The R graph gallery also provides a lot of great guidance  for making graphs and other types of visualization.

 Visualizing Models: 

This Vignette by Daniel Lüdecke introduces how to make marginal effects plots using the packages of sjPlot and ggeffects. 

This vignette, again by Daniel Lüdecke, introduces plotting interaction effects of regression models—specifically, the vignette reviews one-way, two-way, and three-way interactions. 

Making reproducible documents in R 

In addition to being free, R offers a variety of ways to develop research reports that support the reproducibility of research. We live in a time where neoliberalism has pervaded academic cultures, inundating researchers with a hyper-competitive culture that privileges publishing over all else. When our access to grant funding and career prospects are tied to the number of publications we have received, it’s not surprising that there have been so many recent scandals related to research misconduct (including with professors at Harvard and Stanford).
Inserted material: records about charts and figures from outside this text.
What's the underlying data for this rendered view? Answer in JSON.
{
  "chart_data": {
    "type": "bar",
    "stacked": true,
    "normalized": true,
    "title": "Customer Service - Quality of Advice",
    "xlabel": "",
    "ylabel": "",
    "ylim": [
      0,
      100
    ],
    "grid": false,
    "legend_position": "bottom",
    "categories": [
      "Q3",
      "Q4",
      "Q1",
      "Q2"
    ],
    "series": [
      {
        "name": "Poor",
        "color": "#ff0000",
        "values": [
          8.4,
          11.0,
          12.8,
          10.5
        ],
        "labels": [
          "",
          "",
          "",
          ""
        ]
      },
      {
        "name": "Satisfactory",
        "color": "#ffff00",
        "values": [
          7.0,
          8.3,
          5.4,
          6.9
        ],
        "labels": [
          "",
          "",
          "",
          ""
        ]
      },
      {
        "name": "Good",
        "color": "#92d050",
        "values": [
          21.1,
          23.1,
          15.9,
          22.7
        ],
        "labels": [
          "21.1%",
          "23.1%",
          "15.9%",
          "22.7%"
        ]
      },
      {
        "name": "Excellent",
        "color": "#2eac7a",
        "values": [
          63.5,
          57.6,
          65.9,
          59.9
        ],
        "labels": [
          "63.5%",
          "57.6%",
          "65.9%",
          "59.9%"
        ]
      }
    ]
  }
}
As demonstrated by the blog of Nick Brown, PhD, making data public and placing it in a repository does little to prevent misconduct and fraud

Developing reproducible research documents is one way to promote transparency, ethical research, and inter-researcher collaboration. The most basic way to begin doing this is to use R Notebooks and RMarkdown to create research reports that are used as the basis for articles. When doing this, it’s important to consider a couple of things: 

  • Write sufficient notes to provide enough information to understand each step of the analysis to someone who is completely removed from the project. 

  • If the data is in a file other than an .RData file, use the `head()`--or `names()` if it’s necessary for protecting privacy–and `dim()` functions to provide insight to the structure of the data set throughout the cleaning and analysis processes. It’s also necessary to indicate any changes that were made to the data set outside of R in the documentation.

  • Similarly, make sure that there are extensive notes describing the variables before any analysis happens, as well as descriptions before and after any transformations. 

  • Although it might be “unattractive” and could potentially create a 100 page document, always have at least one version of the document that shows the code used to run everything that is done.

  • Making sure that random sampling, bootstrapping, or multiple imputation are reproducible requires more than just setting the seed. There can be differences that emerge from a variety of things, including the version of the package or whether the variables have been changed at all (for example, did the original author have one variable as a factor but it is a character variable for another). 

  • If using an aforementioned technique, make sure that there are ways to check their fidelity beyond just the model results. For example, if drawing a random sample of states, make sure you indicate which states end up in that random draw. 

Here are some other resources for learning how to make reproducible documents:


There are many more considerations that can be addressed, but this should hopefully offer a baseline for future research!